2. Mme A B, ressortissante de la République démocratique du Congo, est entrée irrégulièrement en France le 31 mai 2018, selon ses déclarations. Sa demande d'asile a été rejetée par une décision de l'Office français de protection des réfugiés et apatrides (OFPRA) du 14 novembre 2019, confirmée par la Cour nationale du droit d'asile (CNDA) le 29 janvier 2021. Par un arrêté du 12 juillet 2024, le préfet de la Haute-Vienne a refusé de faire droit à sa demande d'admission au séjour, lui a fait obligation de quitter le territoire français dans un délai de trente jours, a fixé le pays de renvoi et a prononcé à son encontre une interdiction de retour sur le territoire français d'une durée d'un an. Mme B relève appel du jugement du 28 janvier 2025 par lequel le tribunal administratif de Limoges a rejeté sa demande tendant à l'annulation de cet arrêté.

3. Mme B reprend, dans des termes identiques et sans critique utile du jugement, l'ensemble de ses moyens invoqués en première instance et visés ci-dessus. En se bornant à produire nouvellement en appel une copie de son avis d'impôt sur les revenus de l'année 2023, selon lequel elle n'est pas imposable, elle n'apporte aucun élément de droit ou de fait nouveau à l'appui de ces moyens auxquels le tribunal a suffisamment et pertinemment répondu. Il y a lieu, dès lors, d'écarter ces moyens par adoption des motifs retenus par les premiers juges.

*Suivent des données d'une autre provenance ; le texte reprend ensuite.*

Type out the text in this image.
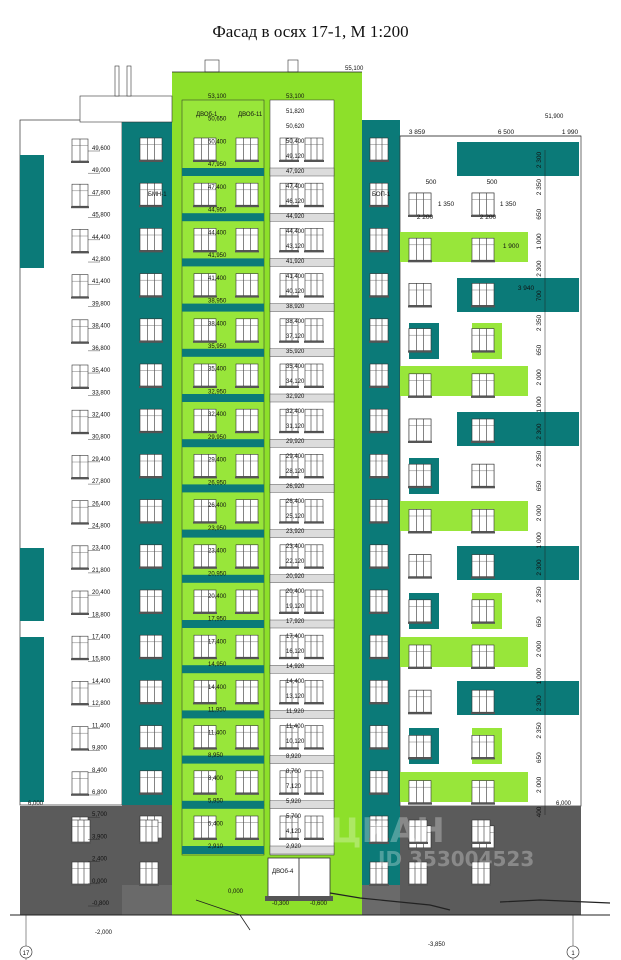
Фасад в осях 17-1, М 1:200
17	1
3 859	6 500	1 990
55,100
51,900
49,600
49,000
47,800
45,800
44,400
42,800
41,400
39,800
38,400
36,800
35,400
33,800
32,400
30,800
29,400
27,800
26,400
24,800
23,400
21,800
20,400
18,800
17,400
15,800
14,400
12,800
11,400
9,800
8,400
6,800
5,700
3,900
2,400
0,000
-0,800
53,100
50,650
50,400
47,950
47,400
44,950
44,400
41,950
41,400
38,950
38,400
35,950
35,400
32,950
32,400
29,950
29,400
26,950
26,400
23,950
23,400
20,950
20,400
17,950
17,400
14,950
14,400
11,950
11,400
8,950
8,400
5,950
5,400
2,910
53,100
51,820
50,620
50,400
49,120
47,920
47,400
46,120
44,920
44,400
43,120
41,920
41,400
40,120
38,920
38,400
37,120
35,920
35,400
34,120
32,920
32,400
31,120
29,920
29,400
28,120
26,920
26,400
25,120
23,920
23,400
22,120
20,920
20,400
19,120
17,920
17,400
16,120
14,920
14,400
13,120
11,920
11,400
10,120
8,920
8,700
7,120
5,920
5,700
4,120
2,920
6,000	6,000
0,000
-0,300	-0,600
-2,000
-3,850
2 300
2 350
650
1 000
2 300
700
2 350
650
2 000
1 000
2 300
2 350
650
2 000
1 000
2 300
2 350
650
2 000
1 000
2 300
2 350
650
2 000
400
500	500
1 350	1 350
2 200	2 200
1 900
3 940
БМН-1
ДВОб-1	ДВОб-11
БОП-1
ДВОб-4
ЦИАН
ID 353004523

4. Il résulte de ce qui précède que la requête d'appel est manifestement dépourvue de fondement et doit être rejetée selon la procédure prévue par les dispositions du dernier alinéa de l'article R. 222-1 du code de justice administrative citées au point 1, y compris les conclusions aux fins d'injonction et d'astreinte ainsi que celles tendant à l'application des dispositions combinées des articles L. 761-1 du code de justice administrative et 37 de la loi du 10 juillet 1991.

ORDONNE :

Article 1er : La requête de Mme B est rejetée.

Article 2 : La présente ordonnance sera notifiée à Mme A B.

Une copie sera adressée pour information au préfet de la Haute-Vienne.

Fait à Bordeaux, le 18 juin 2025.

La présidente de la 6ème chambre

Karine Butéri

La République mande et ordonne au ministre d'Etat, ministre de l'intérieur en ce qui le concerne, et à tous commissaires de justice à ce requis en ce qui concerne les voies de droit commun contre les parties privées, de pourvoir à l'exécution de la présente ordonnance.